À Lilia corre, e vê que Amor dormia
Em seu mole regaço; vozes dava
Por que Amor acordasse; ele acordava,
Mas ria-se da mãe, e adormecia.
Por fim lhe torna: Mãe, não mais te canses,
Qu'eu já daqui não saio, ainda quando
Rogues, ou mandes, ou grilhões me lances.

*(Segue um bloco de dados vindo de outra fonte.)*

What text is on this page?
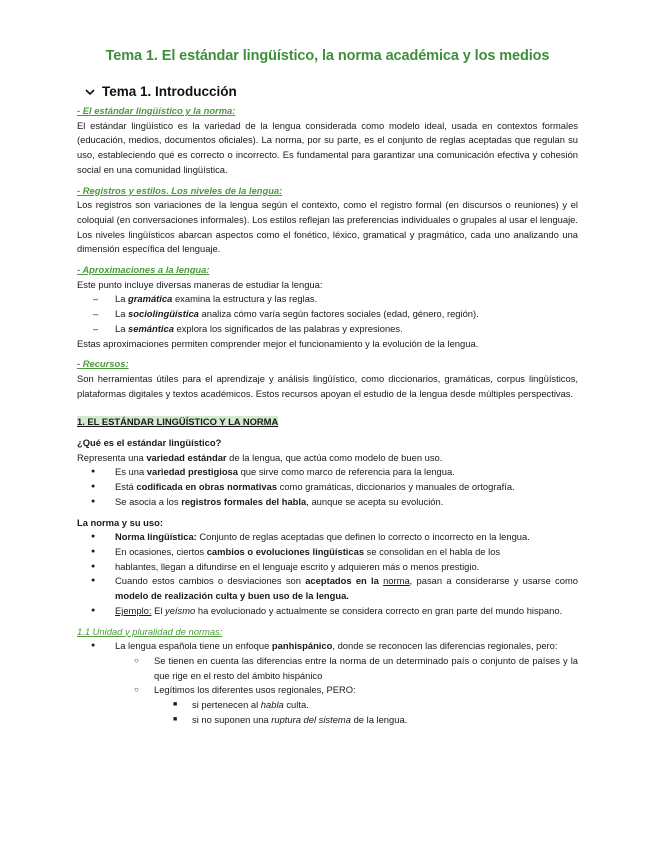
Tema 1. El estándar lingüístico, la norma académica y los medios
Tema 1. Introducción
- El estándar lingüístico y la norma:
El estándar lingüístico es la variedad de la lengua considerada como modelo ideal, usada en contextos formales (educación, medios, documentos oficiales). La norma, por su parte, es el conjunto de reglas aceptadas que regulan su uso, estableciendo qué es correcto o incorrecto. Es fundamental para garantizar una comunicación efectiva y cohesión social en una comunidad lingüística.
- Registros y estilos. Los niveles de la lengua:
Los registros son variaciones de la lengua según el contexto, como el registro formal (en discursos o reuniones) y el coloquial (en conversaciones informales). Los estilos reflejan las preferencias individuales o grupales al usar el lenguaje. Los niveles lingüísticos abarcan aspectos como el fonético, léxico, gramatical y pragmático, cada uno analizando una dimensión específica del lenguaje.
- Aproximaciones a la lengua:
Este punto incluye diversas maneras de estudiar la lengua:
– La gramática examina la estructura y las reglas.
– La sociolingüística analiza cómo varía según factores sociales (edad, género, región).
– La semántica explora los significados de las palabras y expresiones.
Estas aproximaciones permiten comprender mejor el funcionamiento y la evolución de la lengua.
- Recursos:
Son herramientas útiles para el aprendizaje y análisis lingüístico, como diccionarios, gramáticas, corpus lingüísticos, plataformas digitales y textos académicos. Estos recursos apoyan el estudio de la lengua desde múltiples perspectivas.
1. EL ESTÁNDAR LINGÜÍSTICO Y LA NORMA
¿Qué es el estándar lingüístico?
Representa una variedad estándar de la lengua, que actúa como modelo de buen uso.
● Es una variedad prestigiosa que sirve como marco de referencia para la lengua.
● Está codificada en obras normativas como gramáticas, diccionarios y manuales de ortografía.
● Se asocia a los registros formales del habla, aunque se acepta su evolución.
La norma y su uso:
● Norma lingüística: Conjunto de reglas aceptadas que definen lo correcto o incorrecto en la lengua.
● En ocasiones, ciertos cambios o evoluciones lingüísticas se consolidan en el habla de los
● hablantes, llegan a difundirse en el lenguaje escrito y adquieren más o menos prestigio.
● Cuando estos cambios o desviaciones son aceptados en la norma, pasan a considerarse y usarse como modelo de realización culta y buen uso de la lengua.
● Ejemplo: El yeísmo ha evolucionado y actualmente se considera correcto en gran parte del mundo hispano.
1.1 Unidad y pluralidad de normas:
● La lengua española tiene un enfoque panhispánico, donde se reconocen las diferencias regionales, pero:
○ Se tienen en cuenta las diferencias entre la norma de un determinado país o conjunto de países y la que rige en el resto del ámbito hispánico
○ Legítimos los diferentes usos regionales, PERO:
■ si pertenecen al habla culta.
■ si no suponen una ruptura del sistema de la lengua.
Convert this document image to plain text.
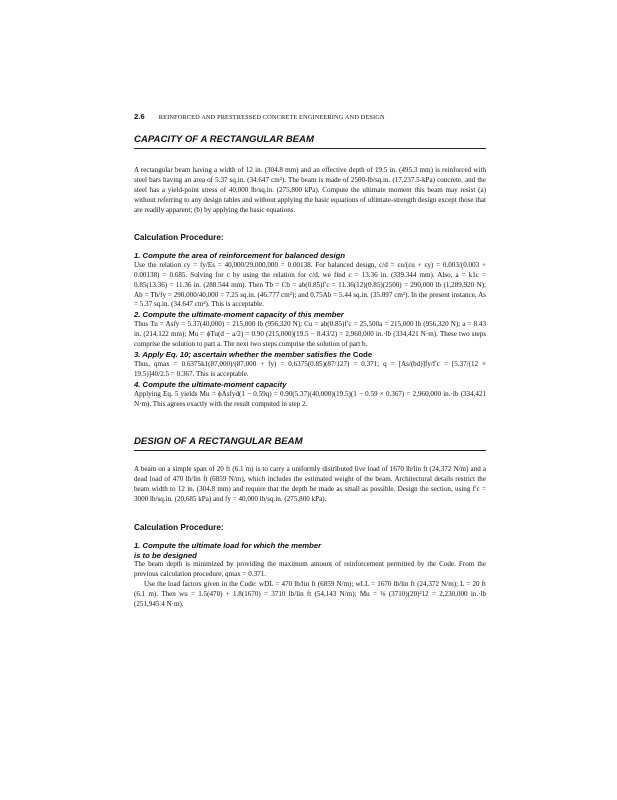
2.6 REINFORCED AND PRESTRESSED CONCRETE ENGINEERING AND DESIGN
CAPACITY OF A RECTANGULAR BEAM

A rectangular beam having a width of 12 in. (304.8 mm) and an effective depth of 19.5 in. (495.3 mm) is reinforced with steel bars having an area of 5.37 sq.in. (34.647 cm²). The beam is made of 2500-lb/sq.in. (17,237.5-kPa) concrete, and the steel has a yield-point stress of 40,000 lb/sq.in. (275,800 kPa). Compute the ultimate moment this beam may resist (a) without referring to any design tables and without applying the basic equations of ultimate-strength design except those that are readily apparent; (b) by applying the basic equations.

Calculation Procedure:

1. Compute the area of reinforcement for balanced design

Use the relation εy = fy/Es = 40,000/29,000,000 = 0.00138. For balanced design, c/d = εu/(εu + εy) = 0.003/(0.003 + 0.00138) = 0.685. Solving for c by using the relation for c/d, we find c = 13.36 in. (339.344 mm). Also, a = k1c = 0.85(13.36) = 11.36 in. (288.544 mm). Then Tb = Cb = ab(0.85)f′c = 11.36(12)(0.85)(2500) = 290,000 lb (1,289,920 N); Ab = Tb/fy = 290,000/40,000 = 7.25 sq.in. (46.777 cm²); and 0.75Ab = 5.44 sq.in. (35.097 cm²). In the present instance, As = 5.37 sq.in. (34.647 cm²). This is acceptable.

2. Compute the ultimate-moment capacity of this member

Thus Tu = Asfy = 5.37(40,000) = 215,000 lb (956,320 N); Cu = ab(0.85)f′c = 25,500a = 215,000 lb (956,320 N); a = 8.43 in. (214.122 mm); Mu = ϕTu(d − a/2) = 0.90 (215,000)(19.5 − 8.43/2) = 2,960,000 in.·lb (334,421 N·m). These two steps comprise the solution to part a. The next two steps comprise the solution of part b.

3. Apply Eq. 10; ascertain whether the member satisfies the Code

Thus, qmax = 0.6375k1(87,000)/(87,000 + fy) = 0.6375(0.85)(87/127) = 0.371; q = [As/(bd)]fy/f′c = [5.37/(12 × 19.5)]40/2.5 = 0.367. This is acceptable.

4. Compute the ultimate-moment capacity

Applying Eq. 5 yields Mu = ϕAsfyd(1 − 0.59q) = 0.90(5.37)(40,000)(19.5)(1 − 0.59 × 0.367) = 2,960,000 in.·lb (334,421 N·m). This agrees exactly with the result computed in step 2.

DESIGN OF A RECTANGULAR BEAM

A beam on a simple span of 20 ft (6.1 m) is to carry a uniformly distributed live load of 1670 lb/lin ft (24,372 N/m) and a dead load of 470 lb/lin ft (6859 N/m), which includes the estimated weight of the beam. Architectural details restrict the beam width to 12 in. (304.8 mm) and require that the depth be made as small as possible. Design the section, using f′c = 3000 lb/sq.in. (20,685 kPa) and fy = 40,000 lb/sq.in. (275,800 kPa).

Calculation Procedure:

1. Compute the ultimate load for which the member
is to be designed

The beam depth is minimized by providing the maximum amount of reinforcement permitted by the Code. From the previous calculation procedure, qmax = 0.371.

Use the load factors given in the Code: wDL = 470 lb/lin ft (6859 N/m); wLL = 1670 lb/lin ft (24,372 N/m); L = 20 ft (6.1 m). Then wu = 1.5(470) + 1.8(1670) = 3710 lb/lin ft (54,143 N/m); Mu = ⅛ (3710)(20)²12 = 2,230,000 in.·lb (251,945.4 N·m).
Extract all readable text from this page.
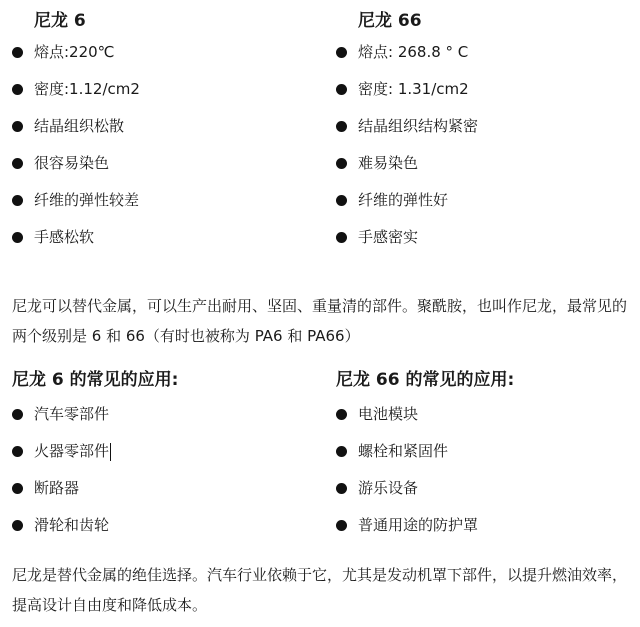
尼龙 6
熔点:220℃
密度:1.12/cm2
结晶组织松散
很容易染色
纤维的弹性较差
手感松软
尼龙 66
熔点: 268.8 ° C
密度: 1.31/cm2
结晶组织结构紧密
难易染色
纤维的弹性好
手感密实
尼龙可以替代金属，可以生产出耐用、坚固、重量清的部件。聚酰胺，也叫作尼龙，最常见的两个级别是 6 和 66（有时也被称为 PA6 和 PA66）
尼龙 6 的常见的应用:
汽车零部件
火器零部件
断路器
滑轮和齿轮
尼龙 66 的常见的应用:
电池模块
螺栓和紧固件
游乐设备
普通用途的防护罩
尼龙是替代金属的绝佳选择。汽车行业依赖于它，尤其是发动机罩下部件，以提升燃油效率，提高设计自由度和降低成本。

Fica-te em paz, diz Vénus já voltando,
Nem tu tens melhor colo em que descanses,
Nem Lília maior bem que ter-te brando.
ODE ANACREÔNTICA
Amor se queixa
Que está roubado;
Que os farpões, Nize,
Lhe tem furtado.
Em ira aceso,
Qual fero Marte
Te busca, ó Nize,
Por toda a parte.
Ah! tem jurado,
Que se te alcança,
Há-de tomar
Crua vingança.
Mas tu não fujas,
De Amor não temas
Nem seta, ou dardo,
Ou vis algemas.
Se ele vier
Com fero ardor,
Põe-te risonha,
Ri-te de Amor.
Desses teus olhos
Com um só mover
O bravo Amor
Podes vencer.
Se contra ti
Os céus armar,
Dos deuses todos
Podes zombar.
Cum só volver
Dos olhos teus
Podes vencer
Amor e os céus.
EPÍSTOLA
Assim é, assim é, ó Serra amigo,
Homens desnaturais, filhos ingratos
Ao leite que mamaram, desmandados
Despeitam nossa língua veneranda:
Querem deixá-la a rústica gentalha,
Ou qual velha entrevada aposentá-la
No hospital dos inválidos. Não falam
Já nossos moços português, só parlam
Ou línguas estrangeiras, que mal sabem,
Ou um dialecto informe, nunca ouvido,
De português e de francês meado.
Assim se educam no colégio os moços,
Assim se fala em público teatro,
Assim nos vêm de fora parolando
Mancebos viajantes, que aprenderam
Quatro termos da moda, vinte frases
De estrangeiro romance mal trazidas.
Se assim se desaforam, certo em breve
Acaba o luso idioma, nem mais podem
Entender-nos a nós, nem nós a eles.
Neste transtorno, em que isto vai, depressa
Ficará a mesquinha língua, outrora
Tão tratada em civil cortejo, e rica,
Ora pobre, e deserta e montesinha,
D'urzes e tojo e cardos abafada;
E cedo em seu lugar já só veremos
O fanado nasal francês reinando:
Que estranha servidão! se ainda agora
O cabeludo godo dominasse
Sobre o trono de Espanha, se inda agora
O feroz agareno nos pisasse
As frescas ribas do sagrado Tejo,
Fora menos desar tomar a língua
Dos fortes vencedores; porém sendo
Nós outros livres de nações estranhas,
Sendo senhores do solar nativo,
É mui grande sandice e desgoverno
Pagar a estranhas línguas alcavala.
Mas tu, com alguns poucos amadores
Das coisas pátrias, que já poucos vejo,
Que conheces melhor do que eu os dotes
Da lusitana língua veneranda,
Sua riqueza e majestade e brios,
E o jus que tem a se manter no trono,
Farás, com teu exemplo ilustre e claro,
Que ela seja mantida e respeitada
Nas doutas obras, que lá estás compondo.
EPÍSTOLA
Quanto, Fileno amigo, com a idade
Nossos costumes e paixões se mudam!
Tu amavas Marfisa, hoje a desprezas;
Gostavas de cerveja, hoje a abominas;
Eras alegre então, és ora triste;
Querias companhia, hoje a aborreces;
Que maga te tolheu com vesgos olhos?
Ou qual infame feiticeiro pôde
Coas tessálicas ervas trasmudar-te?
De mim que te direi, que também me acho
Outro diverso, do que eu dantes era:
Quantas coisas amei, que hoje não amo!
Quantos bens desejei, que agora enjeito!
Ah! donde nasce, amigo, esta mudança,
Que outros nos torna agora tão diversos?
A máquina do corpo já gastada
Do veloz trilho dos vorazes anos
Já vai das frescas molas desmentindo:
Tardios movimentos leva: perde
Cada vez mais enérgicas virtudes,
Que lhe davam frescor e actividade:
Já lá se foi a mancebia ardente,
E os benesses da fresca juventude:
Vem árida velhice, que afugenta
Altivos ardimentos, que descarta
Vãos cuidados e amores e prazeres,
E os fáceis sonos, que o vigor reparam:
Bota-se o esp'rito; a mente se fatiga;
O sangue coalha; o coração esfria;
E assim a partes vai morrendo o homem.
Antes que nós de todo nos mirremos,
Façamos sacrifícios à virtude,
Sacrifícios às musas: vem comigo
Hoje jantar, e desfranzir a mente
Dos rugosos cuidados, que a apoquentam:
Vem tu co teu Bernardes doce e brando,
Que eu cá tenho Ferreira grave e nobre:
Estendidos na relva junto à fonte
Sob a copada faia, donde canta
Sonoro rouxinol doces cantigas,
Leremos pela sesta seus bons versos;
E dirás tu depois, banhado em gosto,
Se inveja tens a algum mortal no mundo.